We detected a significant increase in γ-butyrobetaine in DN patients (p < 0.0001). Toyohara et al. showed a negative correlation between γ-butyrobetaine and eGFR in plasma from the patients with chronic kidney disease [25]. Because γ-butyrobetaine is converted to l-carnitine by γ-butyrobetaine dioxygenase (EC 1.14.11.1), it is assumed the increased γ-butyrobetaine arises from inhibition of this enzyme in the kidney.

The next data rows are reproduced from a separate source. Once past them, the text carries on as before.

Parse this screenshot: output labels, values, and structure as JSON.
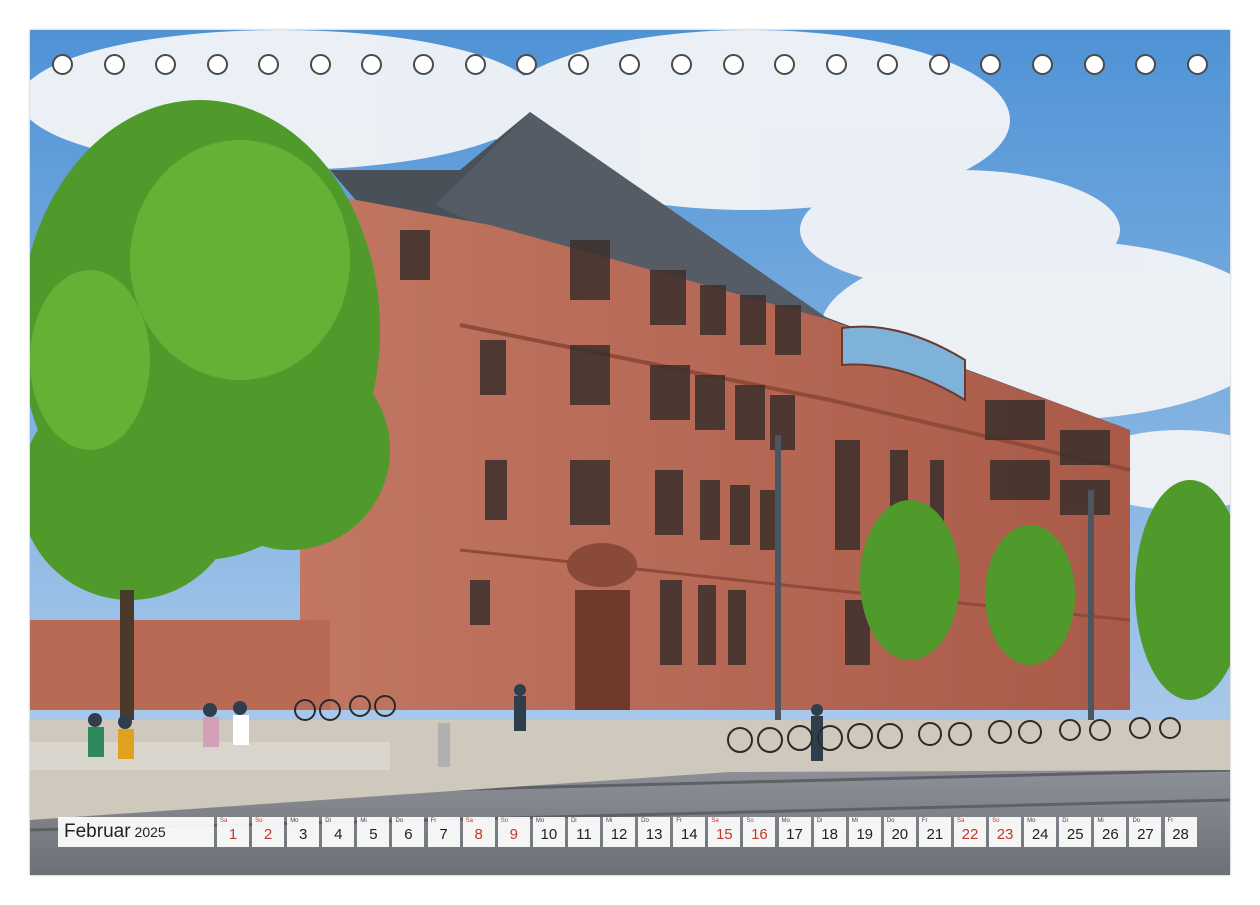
{
  "calendar": {
    "month": "Februar",
    "year": "2025",
    "days": [
      {
        "dow": "Sa",
        "num": "1",
        "weekend": true
      },
      {
        "dow": "So",
        "num": "2",
        "weekend": true
      },
      {
        "dow": "Mo",
        "num": "3",
        "weekend": false
      },
      {
        "dow": "Di",
        "num": "4",
        "weekend": false
      },
      {
        "dow": "Mi",
        "num": "5",
        "weekend": false
      },
      {
        "dow": "Do",
        "num": "6",
        "weekend": false
      },
      {
        "dow": "Fr",
        "num": "7",
        "weekend": false
      },
      {
        "dow": "Sa",
        "num": "8",
        "weekend": true
      },
      {
        "dow": "So",
        "num": "9",
        "weekend": true
      },
      {
        "dow": "Mo",
        "num": "10",
        "weekend": false
      },
      {
        "dow": "Di",
        "num": "11",
        "weekend": false
      },
      {
        "dow": "Mi",
        "num": "12",
        "weekend": false
      },
      {
        "dow": "Do",
        "num": "13",
        "weekend": false
      },
      {
        "dow": "Fr",
        "num": "14",
        "weekend": false
      },
      {
        "dow": "Sa",
        "num": "15",
        "weekend": true
      },
      {
        "dow": "So",
        "num": "16",
        "weekend": true
      },
      {
        "dow": "Mo",
        "num": "17",
        "weekend": false
      },
      {
        "dow": "Di",
        "num": "18",
        "weekend": false
      },
      {
        "dow": "Mi",
        "num": "19",
        "weekend": false
      },
      {
        "dow": "Do",
        "num": "20",
        "weekend": false
      },
      {
        "dow": "Fr",
        "num": "21",
        "weekend": false
      },
      {
        "dow": "Sa",
        "num": "22",
        "weekend": true
      },
      {
        "dow": "So",
        "num": "23",
        "weekend": true
      },
      {
        "dow": "Mo",
        "num": "24",
        "weekend": false
      },
      {
        "dow": "Di",
        "num": "25",
        "weekend": false
      },
      {
        "dow": "Mi",
        "num": "26",
        "weekend": false
      },
      {
        "dow": "Do",
        "num": "27",
        "weekend": false
      },
      {
        "dow": "Fr",
        "num": "28",
        "weekend": false
      }
    ]
  },
  "binding_hole_count": 23,
  "colors": {
    "weekend": "#c0392b",
    "sky": "#3f8fd8",
    "sandstone": "#b96a55",
    "roof": "#4a5058",
    "foliage": "#4f9a2a"
  }
}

The levels of azelaic acid (p < 0.0001) and galactaric acid (p < 0.0001) were significantly lower in the DN groups than the non-DN group. These metabolites also showed high negative correlations with UACR (azelaic acid, r = –0.5210, p < 0.0001; galactaric acid, r = –0.4596, p < 0.0001) and positive correlations with eGFR (azelaic acid, r = 0.3739, p = 0.0007; galactaric acid, r = 0.4152, p = 0.0002). Azelaic acid is a saturated C9 dicarboxylic acid derived from oxidation of fatty acids and inhibits the generation of reactive oxygen species on neutrophils [26]. Galactaric acid, is a natural product found in various fruits, and acts as a growth substrate for many organisms, including Escherichia coli [27]. However, biological mechanisms of decreased serum azelaic acid and galactaric acid after onset DN need to be clarified.

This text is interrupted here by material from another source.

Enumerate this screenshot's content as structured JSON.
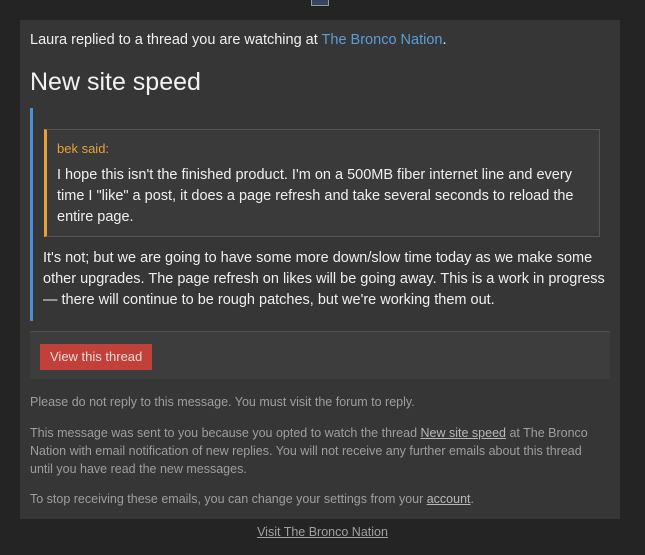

In this study, the obtained 19 metabolites showed relatively high separation abilities (AUC values of receiver operating characteristic curves 0.643–0.765, Table 3). To increase the separation ability, we then applied a MLR model to this dataset. The developed MLR model included five metabolites, γ-butyrobetaine, SDMA, azelaic acid, MID 114, and MID 127. This model had a higher AUC value for diagnosis of DN (0.927, p < 0.0001) than single markers, and shows the use of multiple markers is advantageous (Fig. 2a). However, this model contained two unidentified metabolites. The model using only identified metabolites was even simpler and more versatile for actual diagnosis because it could be used with quantification by another technique, such as LC, LC-MS, or an enzymatic method. Thus, we developed another MLR model using only the identified metabolites, aspartic acid, SDMA, azelaic acid and galactaric acid (Fig. 2b). This model showed high separation ability (AUC value 0.844, p < 0.0001), and could also be used to diagnose DN. However, there are several limitations to be acknowledged for this study. For example, the developed model should be further validated using larger and independent new datasets. In addition, although we evaluated the generalization ability of the developed model using cross-validation, the specificity of the model was not assessed. Especially, the specificity for DN using data obtained from study of other kidney diseases (e.g., kidney cancer) should be addressed in future study.

In conclusion, we applied CE-MS-based metabolome profiling to serum samples from diabetic patients with or without existing DN. Biomarker candidates for the early diagnosis of DN were obtained. Although a further validation study is needed, this technique has potential as a tool for biomarker discovery studies.